SES’s solution must be so trustworthy that the company does not fear dendrites will be an issue. With that, its cells can deliver more than 400 Wh/kg and more than 1,000 Wh/l of energy density. To put that under the proper perspective, the best lithium-ion cells in electric cars nowadays deliver 260 Wh/kg and 730 Wh/l. Volvo and Northvolt promised to reach 1,000 Wh/l by the end of the decade...
The higher the energy density, the more a vehicle can travel with a single full charge. Either that or you can reduce the size of the battery pack for the same range. With the weight savings, a given vehicle will go even further with a battery pack with the same capacity as current ones.

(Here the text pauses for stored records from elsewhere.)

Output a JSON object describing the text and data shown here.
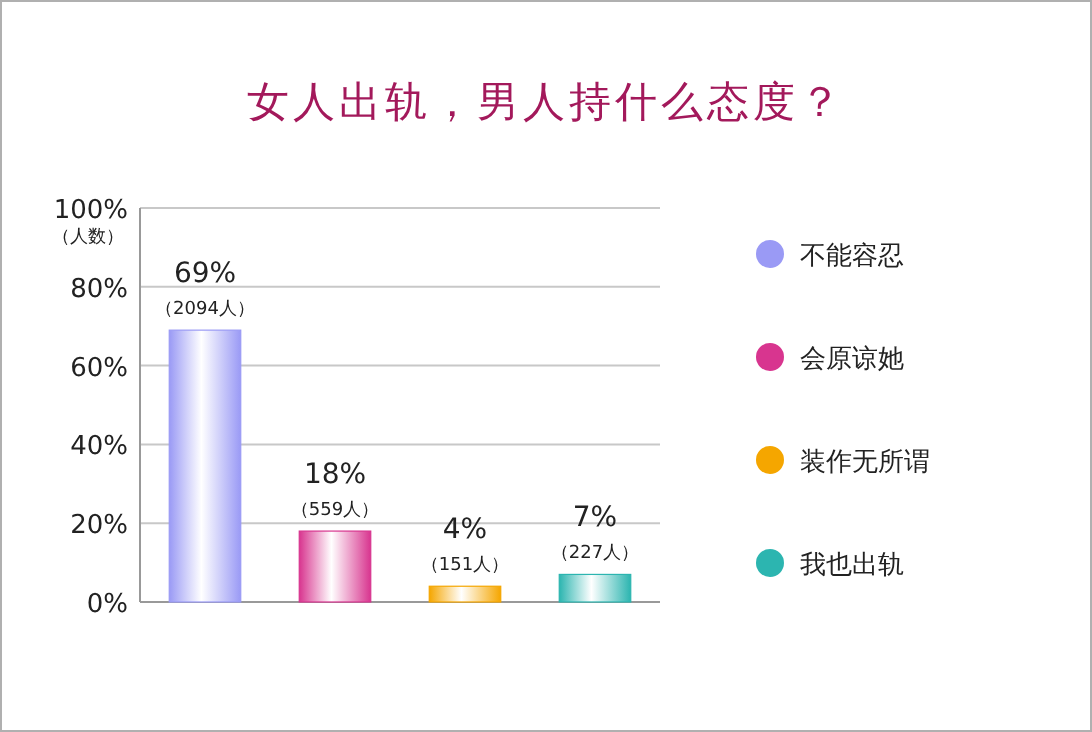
{
  "chart_data": {
    "type": "bar",
    "title": "女人出轨，男人持什么态度？",
    "ylabel": "（人数）",
    "categories": [
      null,
      null,
      null,
      null
    ],
    "series": [
      {
        "name": "不能容忍",
        "color": "#9a9af5",
        "values": [
          69,
          null,
          null,
          null
        ],
        "value_labels": [
          "69%",
          null,
          null,
          null
        ]
      },
      {
        "name": "会原谅她",
        "color": "#d8358f",
        "values": [
          null,
          18,
          null,
          null
        ],
        "value_labels": [
          null,
          "18%",
          null,
          null
        ]
      },
      {
        "name": "装作无所谓",
        "color": "#f5a600",
        "values": [
          null,
          null,
          4,
          null
        ],
        "value_labels": [
          null,
          null,
          "4%",
          null
        ]
      },
      {
        "name": "我也出轨",
        "color": "#2cb5b0",
        "values": [
          null,
          null,
          null,
          7
        ],
        "value_labels": [
          null,
          null,
          null,
          "7%"
        ]
      }
    ],
    "annotations": [
      {
        "text": "（2094人）",
        "y": 69
      },
      {
        "text": "（559人）",
        "y": 18
      },
      {
        "text": "（151人）",
        "y": 4
      },
      {
        "text": "（227人）",
        "y": 7
      }
    ],
    "ylim": [
      0,
      100
    ],
    "yticks": [
      {
        "value": 0,
        "label": "0%"
      },
      {
        "value": 20,
        "label": "20%"
      },
      {
        "value": 40,
        "label": "40%"
      },
      {
        "value": 60,
        "label": "60%"
      },
      {
        "value": 80,
        "label": "80%"
      },
      {
        "value": 100,
        "label": "100%"
      }
    ],
    "grid": "y",
    "legend": "right"
  }
}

SES had to make do with the A123 labs in Waltham, Massachusetts, to develop its technology. That forced the company to use the same machinery used for current lithium-ion cells. Without the need to invest in new equipment, a common plant could be converted to produce the lithium metal cell developed by SES with minimal investments.
The first product created by SES is the Hermes cell, which is designed for drones. It seems to be already for sale, but we will confirm that with the company. The lithium metal cell for automotive applications is called Apollo, and SES promises to start delivering it in 2022. That’s way earlier than all companies developing solid-state cells can promise to have something ready. Hyundai’s bet on SES may prove to be a wise one.